お題『秋色』
(あくねこ二次創作)
「主様、午後のお茶の時間でございます」
この優しくまるい響きは、確か……フェネスさん、と言ったか。
「お茶の時間ですか、フェネスさん……」
俺がこの屋敷に来てからもう一週間が経った。だけど俺の尻は未だにむず痒い。それはそうだろう、全員イケメンなんだから。むしろ俺の方が小間使いに相応しい。
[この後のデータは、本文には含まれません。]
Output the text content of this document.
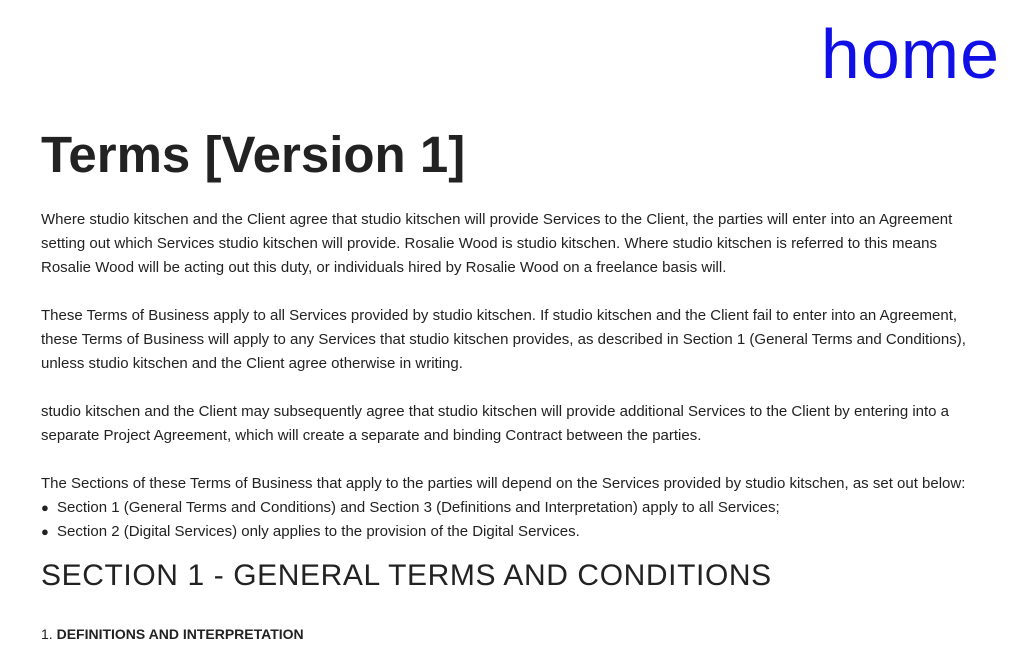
home
Terms [Version 1]

Where studio kitschen and the Client agree that studio kitschen will provide Services to the Client, the parties will enter into an Agreement setting out which Services studio kitschen will provide. Rosalie Wood is studio kitschen. Where studio kitschen is referred to this means Rosalie Wood will be acting out this duty, or individuals hired by Rosalie Wood on a freelance basis will.

These Terms of Business apply to all Services provided by studio kitschen. If studio kitschen and the Client fail to enter into an Agreement, these Terms of Business will apply to any Services that studio kitschen provides, as described in Section 1 (General Terms and Conditions), unless studio kitschen and the Client agree otherwise in writing.

studio kitschen and the Client may subsequently agree that studio kitschen will provide additional Services to the Client by entering into a separate Project Agreement, which will create a separate and binding Contract between the parties.

The Sections of these Terms of Business that apply to the parties will depend on the Services provided by studio kitschen, as set out below:

● Section 1 (General Terms and Conditions) and Section 3 (Definitions and Interpretation) apply to all Services;
● Section 2 (Digital Services) only applies to the provision of the Digital Services.
SECTION 1 - GENERAL TERMS AND CONDITIONS
1. DEFINITIONS AND INTERPRETATION
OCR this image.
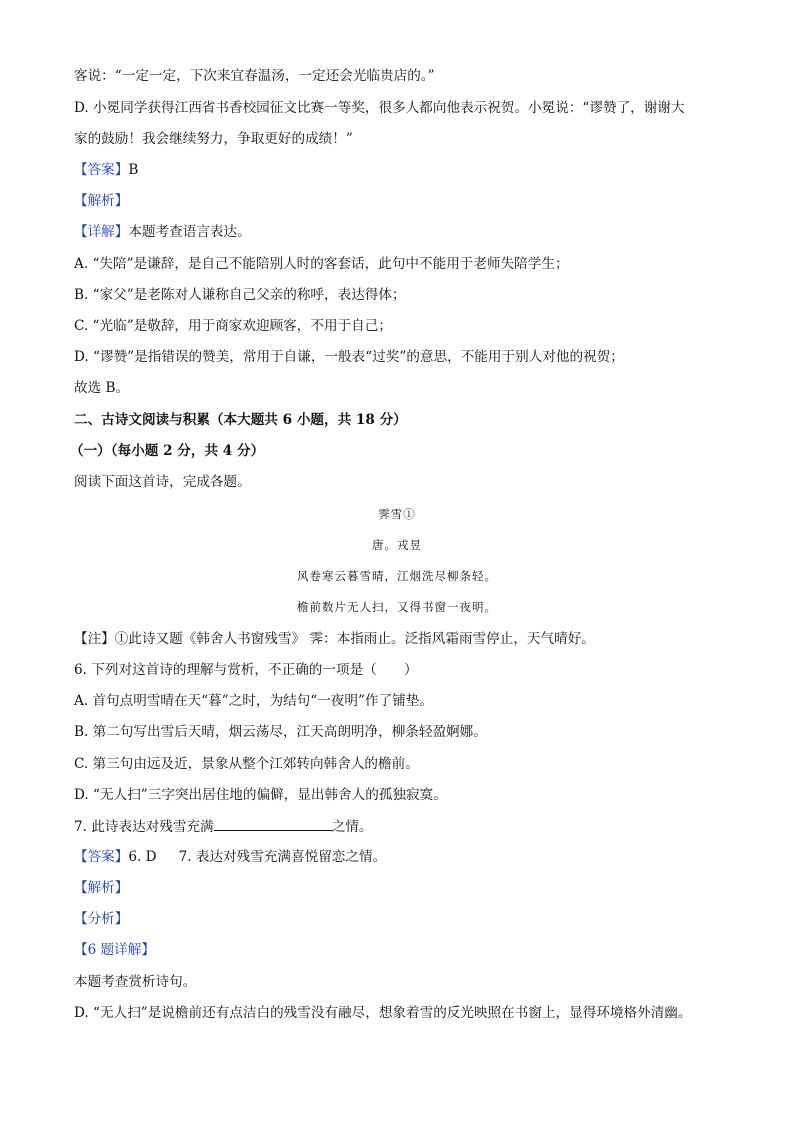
客说：“一定一定，下次来宜春温汤，一定还会光临贵店的。”
D. 小冕同学获得江西省书香校园征文比赛一等奖，很多人都向他表示祝贺。小冕说：“谬赞了，谢谢大
家的鼓励！我会继续努力，争取更好的成绩！”
【答案】B
【解析】
【详解】本题考查语言表达。
A. “失陪”是谦辞，是自己不能陪别人时的客套话，此句中不能用于老师失陪学生；
B. “家父”是老陈对人谦称自己父亲的称呼，表达得体；
C. “光临”是敬辞，用于商家欢迎顾客，不用于自己；
D. “谬赞”是指错误的赞美，常用于自谦，一般表“过奖”的意思，不能用于别人对他的祝贺；
故选 B。
二、古诗文阅读与积累（本大题共 6 小题，共 18 分）
（一）（每小题 2 分，共 4 分）
阅读下面这首诗，完成各题。
霁雪①
唐。戎昱
风卷寒云暮雪晴，江烟洗尽柳条轻。
檐前数片无人扫，又得书窗一夜明。
【注】①此诗又题《韩舍人书窗残雪》 霁：本指雨止。泛指风霜雨雪停止，天气晴好。
6. 下列对这首诗的理解与赏析，不正确的一项是（　　）
A. 首句点明雪晴在天“暮”之时，为结句“一夜明”作了铺垫。
B. 第二句写出雪后天晴，烟云荡尽，江天高朗明净，柳条轻盈婀娜。
C. 第三句由远及近，景象从整个江郊转向韩舍人的檐前。
D. “无人扫”三字突出居住地的偏僻，显出韩舍人的孤独寂寞。
7. 此诗表达对残雪充满	之情。
【答案】6. D 7. 表达对残雪充满喜悦留恋之情。
【解析】
【分析】
【6 题详解】
本题考查赏析诗句。
D. “无人扫”是说檐前还有点洁白的残雪没有融尽，想象着雪的反光映照在书窗上，显得环境格外清幽。
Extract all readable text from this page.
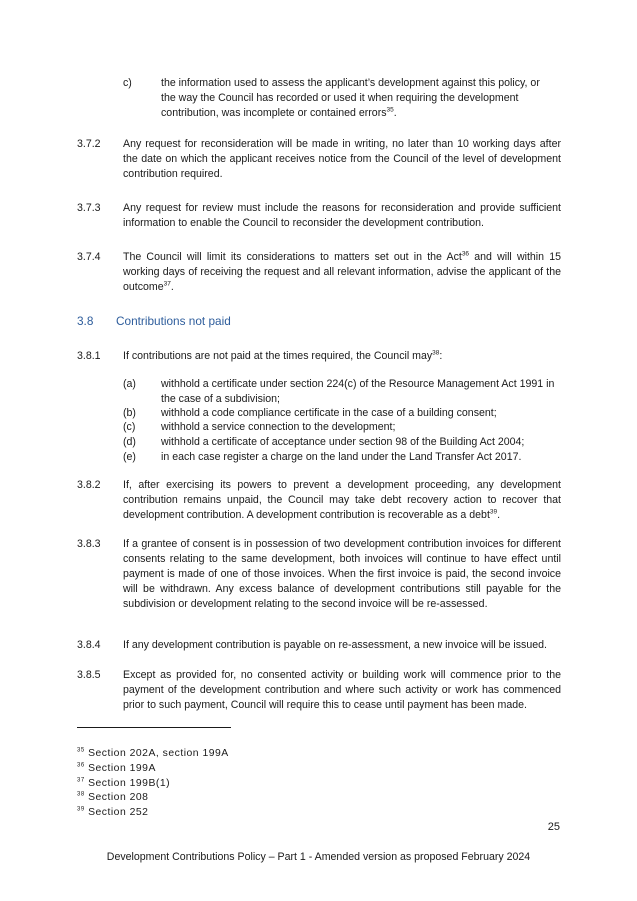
c)	the information used to assess the applicant’s development against this policy, or
the way the Council has recorded or used it when requiring the development
contribution, was incomplete or contained errors$^{35}$.
3.7.2 Any request for reconsideration will be made in writing, no later than 10 working days after the date on which the applicant receives notice from the Council of the level of development contribution required.
3.7.3 Any request for review must include the reasons for reconsideration and provide sufficient information to enable the Council to reconsider the development contribution.
3.7.4 The Council will limit its considerations to matters set out in the Act$^{36}$ and will within 15 working days of receiving the request and all relevant information, advise the applicant of the outcome$^{37}$.
3.8 Contributions not paid
3.8.1 If contributions are not paid at the times required, the Council may$^{38}$:
(a) withhold a certificate under section 224(c) of the Resource Management Act 1991 in the case of a subdivision;
(b) withhold a code compliance certificate in the case of a building consent;
(c) withhold a service connection to the development;
(d) withhold a certificate of acceptance under section 98 of the Building Act 2004;
(e) in each case register a charge on the land under the Land Transfer Act 2017.
3.8.2 If, after exercising its powers to prevent a development proceeding, any development contribution remains unpaid, the Council may take debt recovery action to recover that development contribution. A development contribution is recoverable as a debt$^{39}$.
3.8.3 If a grantee of consent is in possession of two development contribution invoices for different consents relating to the same development, both invoices will continue to have effect until payment is made of one of those invoices. When the first invoice is paid, the second invoice will be withdrawn. Any excess balance of development contributions still payable for the subdivision or development relating to the second invoice will be re-assessed.
3.8.4 If any development contribution is payable on re-assessment, a new invoice will be issued.
3.8.5 Except as provided for, no consented activity or building work will commence prior to the payment of the development contribution and where such activity or work has commenced prior to such payment, Council will require this to cease until payment has been made.
$^{35}$ Section 202A, section 199A
$^{36}$ Section 199A
$^{37}$ Section 199B(1)
$^{38}$ Section 208
$^{39}$ Section 252
25
Development Contributions Policy – Part 1 - Amended version as proposed February 2024
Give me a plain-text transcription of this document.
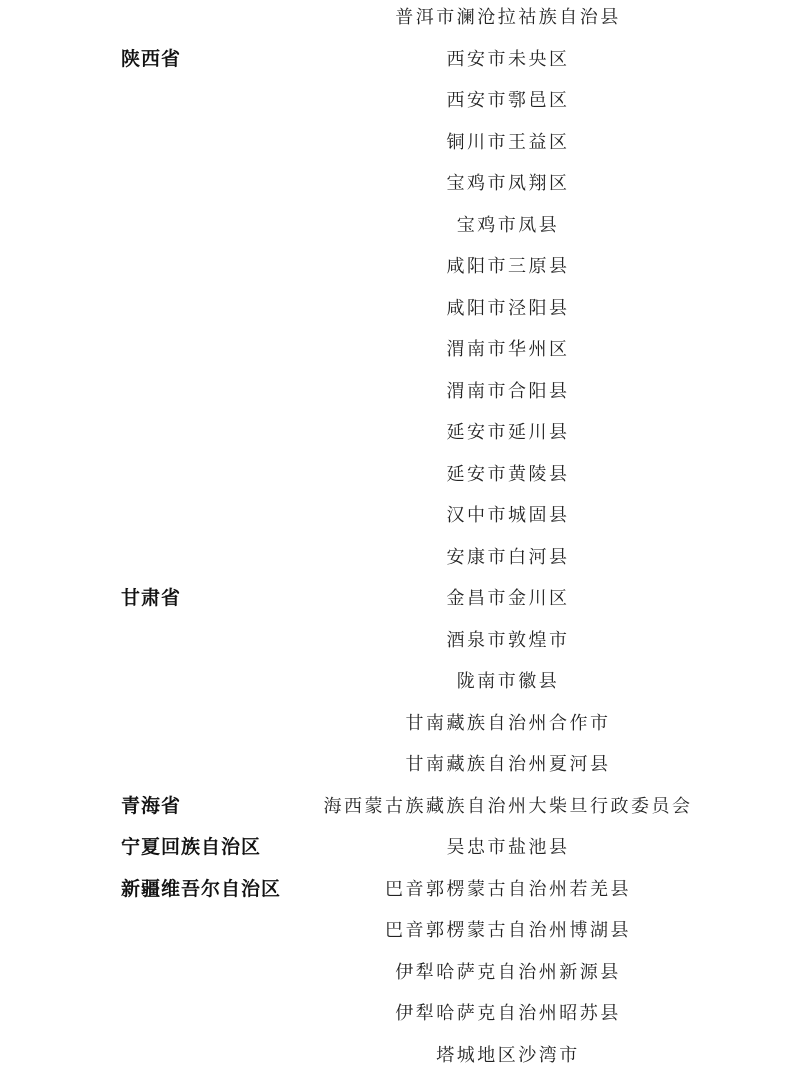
普洱市澜沧拉祜族自治县
陕西省	西安市未央区
西安市鄠邑区
铜川市王益区
宝鸡市凤翔区
宝鸡市凤县
咸阳市三原县
咸阳市泾阳县
渭南市华州区
渭南市合阳县
延安市延川县
延安市黄陵县
汉中市城固县
安康市白河县
甘肃省	金昌市金川区
酒泉市敦煌市
陇南市徽县
甘南藏族自治州合作市
甘南藏族自治州夏河县
青海省	海西蒙古族藏族自治州大柴旦行政委员会
宁夏回族自治区	吴忠市盐池县
新疆维吾尔自治区	巴音郭楞蒙古自治州若羌县
巴音郭楞蒙古自治州博湖县
伊犁哈萨克自治州新源县
伊犁哈萨克自治州昭苏县
塔城地区沙湾市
だからついつい執事のみんなさんにさん付けもするし、デスマスで話してしまう。その度に執事は恐縮するし、フェネスさんに至ってはなぜかひとり反省会をしているらしい(ラトさん・談)。
そして、今日の担当執事はフェネスさんのようだ。この柔らかい笑顔をなるべく壊したくないなぁ……。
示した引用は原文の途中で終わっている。